Sallah says that is not law or common sense
The lawyer representing the ruling APRC party in the election petition filed at the Supreme Court in Banjul has said the inauguration of President-elect Adama Barrow, due on 19 January, should wait until the petition is determined.
But the spokesperson of Mr Barrow’s coalition, Halifa Sallah, said this is neither in line with law nor common sense for a losing party - the Alliance for Patriotic, Reorientation and Construction (APRC) - to have such a right.
The APRC counsel, lawyer Edward Gomez, said: “The inauguration should wait until the due process of the law takes place.”
Speaking to journalists yesterday shortly after Chief Justice Emmanuel Fagbenle adjourned the petition case till Monday, 16 January, Lawyer Gomez said while the case is being determined, “the status quo remains”.
A private legal practitioner and a member of the Gambia Bar Association, who does not want to be named, said when the election petition is not finally determined until 19 January, then the inauguration of Mr Barrow should be done, according to law.
However, the APRC lawyer said everybody is entitled to his opinion. “Our opinion is that we have a substantive matter in court, and it ought to be heard according to the right of the petitioner, according to law and the constitution.”
“There is a pending issue; it ought to be heard. There is a rule of law that everybody is entitled to a fair hearing,” he said, adding that he would advise his client, the APRC, “to proceed with their legal rights to the fullest”.
Meanwhile, Mr Sallah of the coalition that won the 1st December presidential election said it is neither in line with law nor common sense, for a loser to have the right to abrogate or suspend the right of the victor (the winning party) until an election petition is determined.
“The right of a victor to be sworn in as president and the duty of the incumbent to leave office at the end of his term are not invalidated by filing an election petition.

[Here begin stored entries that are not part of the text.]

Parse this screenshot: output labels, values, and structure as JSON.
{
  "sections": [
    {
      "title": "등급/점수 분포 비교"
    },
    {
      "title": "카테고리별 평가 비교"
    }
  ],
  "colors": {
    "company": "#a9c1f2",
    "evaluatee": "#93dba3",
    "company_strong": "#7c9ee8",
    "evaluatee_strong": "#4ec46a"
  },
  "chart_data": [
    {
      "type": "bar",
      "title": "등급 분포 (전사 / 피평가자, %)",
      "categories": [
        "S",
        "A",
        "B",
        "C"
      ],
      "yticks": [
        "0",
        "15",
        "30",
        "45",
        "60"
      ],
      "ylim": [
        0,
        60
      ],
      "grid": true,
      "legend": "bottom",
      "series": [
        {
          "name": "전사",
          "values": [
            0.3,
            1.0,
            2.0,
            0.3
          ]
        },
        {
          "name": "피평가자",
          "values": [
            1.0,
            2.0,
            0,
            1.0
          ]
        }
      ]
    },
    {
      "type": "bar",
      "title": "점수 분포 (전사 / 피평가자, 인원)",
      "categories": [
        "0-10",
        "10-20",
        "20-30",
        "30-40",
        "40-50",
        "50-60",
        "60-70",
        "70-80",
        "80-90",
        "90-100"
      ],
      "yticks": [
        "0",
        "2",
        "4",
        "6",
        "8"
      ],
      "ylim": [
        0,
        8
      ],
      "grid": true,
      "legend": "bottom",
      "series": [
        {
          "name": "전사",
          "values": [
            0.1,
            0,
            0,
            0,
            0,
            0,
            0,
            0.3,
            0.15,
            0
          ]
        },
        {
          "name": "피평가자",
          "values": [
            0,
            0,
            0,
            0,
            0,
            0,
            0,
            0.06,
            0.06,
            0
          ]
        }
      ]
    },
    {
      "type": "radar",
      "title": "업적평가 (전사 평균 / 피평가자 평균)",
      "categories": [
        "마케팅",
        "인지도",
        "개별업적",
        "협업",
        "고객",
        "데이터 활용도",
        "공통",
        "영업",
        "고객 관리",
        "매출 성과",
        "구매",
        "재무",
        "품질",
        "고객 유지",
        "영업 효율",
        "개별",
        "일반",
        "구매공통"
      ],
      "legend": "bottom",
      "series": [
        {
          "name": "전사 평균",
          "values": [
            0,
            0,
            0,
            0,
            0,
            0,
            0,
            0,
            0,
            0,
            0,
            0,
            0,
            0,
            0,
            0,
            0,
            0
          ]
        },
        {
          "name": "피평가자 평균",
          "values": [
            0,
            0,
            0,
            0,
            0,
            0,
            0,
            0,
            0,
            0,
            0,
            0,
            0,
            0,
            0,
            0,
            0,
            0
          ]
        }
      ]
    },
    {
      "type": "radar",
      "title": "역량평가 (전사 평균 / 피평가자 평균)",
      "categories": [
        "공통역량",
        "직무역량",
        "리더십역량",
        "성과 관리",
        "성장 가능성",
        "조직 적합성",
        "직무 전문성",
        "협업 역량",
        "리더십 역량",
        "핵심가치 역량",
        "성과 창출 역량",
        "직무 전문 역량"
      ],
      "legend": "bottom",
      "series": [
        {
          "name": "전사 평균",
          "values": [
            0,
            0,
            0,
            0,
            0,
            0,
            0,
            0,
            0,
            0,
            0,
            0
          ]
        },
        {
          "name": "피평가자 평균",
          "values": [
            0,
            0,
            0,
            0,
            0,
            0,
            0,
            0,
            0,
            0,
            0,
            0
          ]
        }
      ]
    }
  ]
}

“The office of President-elect Barrow has made it absolutely clear that the exercise of the right to file an election petition by the loser does not deprive the winner of the right to prepare for inauguration as president of the republic, on 19 January 2017.”
According to Mr Sallah, the 1997 Constitution states that the person declared elected as president shall take the prescribed oath and assume office, on the day the term of office of the incumbent president expires.
“I think this is very clear. I think there is no possibility of distortion,” he continued.
He pointed out that the Office of President-elect stands by the principle that Adama Barrow’s election as the president of The Gambia stands.
In this vein, Mr Sallah called on the general public to prepare for the inauguration of the president-elect on 19 January.
“The status of an election petition should be regarded as a peripheral issue and should, therefore, not hamper any preparation for the inauguration.”
Incumbent president Yahya Jammeh, who ruled The Gambia for 22 years, lost the election to Mr Barrow, who leads a coalition of eight opposition parties.
Jammeh’s ruling APRC party has filed two petitions challenging the election result at the Supreme Court, the highest law court of the land.
In the petition, filed on 13 December, the APRC is praying that the court declares the election void and the results invalid.
The party argues in the petition that the electoral commission did not conduct the election in good faith.
The petition case was first heard on 21 December at the Supreme Court, but it could not continue as the court did not have enough judges to constitute a panel to hear the matter.
The Gambia’s Nigerian Chief Justice, who serves as the head of the Supreme Court panel, was the only one available for the petition.
After adjourning the case to 10 January, Chief Justice Fagbenle said five more judges were hired from Nigeria and one from Sierra Leone.
These judges were expected in Banjul early this January to be sworn in and to start work in earnest.
But at Tuesday’s hearing, Justice Fagbenle said he had received letters from the chief justices of Nigeria and Sierra Leone.
In the letters, the chief justices said they are used to the normal sittings of the Supreme Court of The Gambia, in May and November, and not December. As a result, their judges were scheduled for coming to The Gambia in May and November 2017.
In the absence of these judges, the APRC’s election petition cannot be determined, because it can only be considered by the full panel of the Supreme Court of The Gambia, of five or seven judges.